Yes, many black Americans actually believe that Clinton's shuck and jive act makes him one of them, and the fear in the Obama camp is that Hillary can "get down" with them too. Enter Oprah and her maternal, down-homey brand of feel-goodism; a perfect tonic for the dearth of any specific policy stances of Obama, a man whose personal appeal seems to constitute his entire campaign.
Plug in any touchy-feely, platitude like this from Oprah: "When you listen to Barack Obama, when you really hear him, you witness a very rare thing. You witness a politician who has an ear for eloquence and a tongue dipped in the unvarnished truth..." Now, my preference would be for one who has an ear for truth and a tongue dipped in eloquence, but no one pays me $260 million a year for my opinions. But this mighty media magnate also brings to the campaign her special sort of nurturing strength that the sometimes boyish Obama lacks.
But all is not peaceful in the land of the "Double O Show." Some believe that the Clinton attack machine is now deployed against Ms. Winfrey and that the Senator's myrmidons have been dispatched to the blogosphere to do their worst. It seems that Oprah has a little bit of a union problem:
[She] refuses to allow union representation of any sort inside the doors of her studio, instead paying substandard wages and benefits to non-union crews. It is a travesty that Oprah feels no responsibility to those who helped her create her billions in profit, but that's the way things are and it's part of the reason union representation is so vital in this industry.

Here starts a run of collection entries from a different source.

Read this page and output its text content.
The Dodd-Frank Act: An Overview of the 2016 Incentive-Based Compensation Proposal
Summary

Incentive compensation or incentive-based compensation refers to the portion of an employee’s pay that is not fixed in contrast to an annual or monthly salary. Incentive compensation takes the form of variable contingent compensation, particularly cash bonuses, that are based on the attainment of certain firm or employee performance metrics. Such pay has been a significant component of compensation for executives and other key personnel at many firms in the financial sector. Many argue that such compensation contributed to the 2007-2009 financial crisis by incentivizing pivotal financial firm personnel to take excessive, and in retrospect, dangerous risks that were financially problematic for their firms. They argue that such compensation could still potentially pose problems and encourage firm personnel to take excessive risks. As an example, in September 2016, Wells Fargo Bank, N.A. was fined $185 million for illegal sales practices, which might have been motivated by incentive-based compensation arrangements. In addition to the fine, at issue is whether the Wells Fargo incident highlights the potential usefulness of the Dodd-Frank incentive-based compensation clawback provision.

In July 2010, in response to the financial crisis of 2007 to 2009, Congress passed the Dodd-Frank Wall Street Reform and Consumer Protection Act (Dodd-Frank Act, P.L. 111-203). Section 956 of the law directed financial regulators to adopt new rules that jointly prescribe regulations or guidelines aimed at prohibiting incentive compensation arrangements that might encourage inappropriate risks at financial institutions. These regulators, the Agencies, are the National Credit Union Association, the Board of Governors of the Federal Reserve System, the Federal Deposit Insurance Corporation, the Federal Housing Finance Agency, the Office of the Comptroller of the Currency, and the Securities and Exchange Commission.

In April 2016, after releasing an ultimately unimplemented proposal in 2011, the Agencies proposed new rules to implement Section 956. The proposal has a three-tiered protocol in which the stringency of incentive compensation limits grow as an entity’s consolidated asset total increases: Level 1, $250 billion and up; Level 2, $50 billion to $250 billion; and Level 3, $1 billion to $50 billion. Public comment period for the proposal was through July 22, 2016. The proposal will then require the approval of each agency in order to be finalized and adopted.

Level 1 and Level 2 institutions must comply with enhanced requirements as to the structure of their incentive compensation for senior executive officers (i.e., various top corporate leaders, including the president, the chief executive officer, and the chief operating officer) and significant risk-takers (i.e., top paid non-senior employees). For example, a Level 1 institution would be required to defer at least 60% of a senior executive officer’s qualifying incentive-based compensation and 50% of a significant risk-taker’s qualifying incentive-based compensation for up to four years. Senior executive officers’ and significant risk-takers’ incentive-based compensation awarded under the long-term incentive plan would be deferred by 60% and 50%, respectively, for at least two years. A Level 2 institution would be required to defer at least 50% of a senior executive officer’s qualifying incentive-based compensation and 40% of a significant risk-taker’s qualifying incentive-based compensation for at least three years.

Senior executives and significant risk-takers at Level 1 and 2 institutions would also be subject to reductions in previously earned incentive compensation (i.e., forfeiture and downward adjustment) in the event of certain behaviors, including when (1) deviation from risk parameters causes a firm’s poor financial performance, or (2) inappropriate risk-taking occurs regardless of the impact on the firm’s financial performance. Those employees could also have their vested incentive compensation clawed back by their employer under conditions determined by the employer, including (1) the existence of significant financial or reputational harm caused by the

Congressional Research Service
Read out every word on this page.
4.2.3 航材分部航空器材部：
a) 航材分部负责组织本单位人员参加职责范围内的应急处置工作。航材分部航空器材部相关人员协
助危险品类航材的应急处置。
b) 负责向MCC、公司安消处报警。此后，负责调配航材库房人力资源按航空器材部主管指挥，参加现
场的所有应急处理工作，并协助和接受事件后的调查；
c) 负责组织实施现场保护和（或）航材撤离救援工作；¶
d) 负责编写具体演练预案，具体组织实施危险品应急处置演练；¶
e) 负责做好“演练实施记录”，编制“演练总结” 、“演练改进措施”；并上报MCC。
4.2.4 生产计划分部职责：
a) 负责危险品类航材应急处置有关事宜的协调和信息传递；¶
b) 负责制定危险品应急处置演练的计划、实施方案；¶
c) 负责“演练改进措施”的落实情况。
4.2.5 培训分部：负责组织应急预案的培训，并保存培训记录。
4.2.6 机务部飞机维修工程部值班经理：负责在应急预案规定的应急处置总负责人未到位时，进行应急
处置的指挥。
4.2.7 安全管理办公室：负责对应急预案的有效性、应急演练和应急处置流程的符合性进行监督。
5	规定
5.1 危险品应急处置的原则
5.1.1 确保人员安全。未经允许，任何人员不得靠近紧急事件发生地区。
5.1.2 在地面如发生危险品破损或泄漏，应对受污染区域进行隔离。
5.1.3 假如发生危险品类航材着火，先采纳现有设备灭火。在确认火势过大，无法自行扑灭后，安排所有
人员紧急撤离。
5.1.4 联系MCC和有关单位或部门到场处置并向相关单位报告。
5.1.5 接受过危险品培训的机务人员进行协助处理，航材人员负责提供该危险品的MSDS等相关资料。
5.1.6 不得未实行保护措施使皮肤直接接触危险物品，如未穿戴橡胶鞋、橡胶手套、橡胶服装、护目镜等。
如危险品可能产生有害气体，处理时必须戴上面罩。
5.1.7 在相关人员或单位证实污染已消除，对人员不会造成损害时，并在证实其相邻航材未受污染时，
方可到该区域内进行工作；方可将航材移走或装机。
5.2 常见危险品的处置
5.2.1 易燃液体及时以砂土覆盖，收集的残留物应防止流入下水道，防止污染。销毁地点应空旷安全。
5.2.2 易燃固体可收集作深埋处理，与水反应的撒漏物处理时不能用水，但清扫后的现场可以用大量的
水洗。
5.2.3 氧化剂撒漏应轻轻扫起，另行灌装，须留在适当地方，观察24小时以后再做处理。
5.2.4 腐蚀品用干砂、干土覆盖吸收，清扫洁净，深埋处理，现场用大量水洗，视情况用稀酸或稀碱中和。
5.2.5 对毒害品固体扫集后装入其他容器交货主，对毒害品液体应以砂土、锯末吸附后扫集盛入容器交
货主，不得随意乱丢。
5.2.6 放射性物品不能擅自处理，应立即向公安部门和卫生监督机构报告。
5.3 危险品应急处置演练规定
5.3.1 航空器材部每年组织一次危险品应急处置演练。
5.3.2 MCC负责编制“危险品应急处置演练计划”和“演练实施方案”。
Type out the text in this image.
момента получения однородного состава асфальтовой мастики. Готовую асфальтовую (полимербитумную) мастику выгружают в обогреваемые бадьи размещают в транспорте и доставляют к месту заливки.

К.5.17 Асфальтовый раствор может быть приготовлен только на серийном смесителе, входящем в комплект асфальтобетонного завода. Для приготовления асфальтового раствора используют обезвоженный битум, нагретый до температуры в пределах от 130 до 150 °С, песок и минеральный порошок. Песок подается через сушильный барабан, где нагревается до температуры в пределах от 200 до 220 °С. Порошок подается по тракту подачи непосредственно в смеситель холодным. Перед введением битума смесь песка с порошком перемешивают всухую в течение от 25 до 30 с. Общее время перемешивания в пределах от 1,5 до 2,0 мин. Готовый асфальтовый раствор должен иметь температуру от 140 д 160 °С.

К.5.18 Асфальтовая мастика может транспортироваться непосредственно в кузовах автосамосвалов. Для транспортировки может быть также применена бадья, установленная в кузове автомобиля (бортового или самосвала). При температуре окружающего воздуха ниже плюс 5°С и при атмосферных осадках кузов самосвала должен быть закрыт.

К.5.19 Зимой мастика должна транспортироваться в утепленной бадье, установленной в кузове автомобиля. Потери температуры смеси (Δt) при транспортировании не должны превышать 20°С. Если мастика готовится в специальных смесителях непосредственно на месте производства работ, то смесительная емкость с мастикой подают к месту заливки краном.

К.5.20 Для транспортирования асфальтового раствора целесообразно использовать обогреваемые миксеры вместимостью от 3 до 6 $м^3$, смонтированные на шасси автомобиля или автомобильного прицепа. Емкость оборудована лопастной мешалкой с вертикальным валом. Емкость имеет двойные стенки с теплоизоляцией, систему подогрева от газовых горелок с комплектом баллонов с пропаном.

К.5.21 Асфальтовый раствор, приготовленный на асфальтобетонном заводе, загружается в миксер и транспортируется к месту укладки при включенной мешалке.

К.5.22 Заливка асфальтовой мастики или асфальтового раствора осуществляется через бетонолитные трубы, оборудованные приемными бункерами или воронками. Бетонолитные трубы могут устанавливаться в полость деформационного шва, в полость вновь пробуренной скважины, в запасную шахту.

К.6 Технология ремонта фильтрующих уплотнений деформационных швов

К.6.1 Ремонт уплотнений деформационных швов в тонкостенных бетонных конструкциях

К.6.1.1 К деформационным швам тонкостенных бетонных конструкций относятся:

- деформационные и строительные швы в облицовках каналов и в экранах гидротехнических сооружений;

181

Meanwhile, the lefties over at the Daily Kos are also dissing Ms. Winfrey, accusing her of the most heinous crime in American history: putting George W. Bush in the White House. It's pretty ironic that many blacks will continue to support a candidacy that seeks to disparage the reputation of the nation's most successful black woman and the first black who has a real chance to be elected president of the United States, but such is the way of the Democratic Party.
In a weird convergence, Democrat supporters must choose between a man who needs to surround himself with women to look strong, and a woman who needs to surround herself with women to look gentle. Talk about your "girl power"!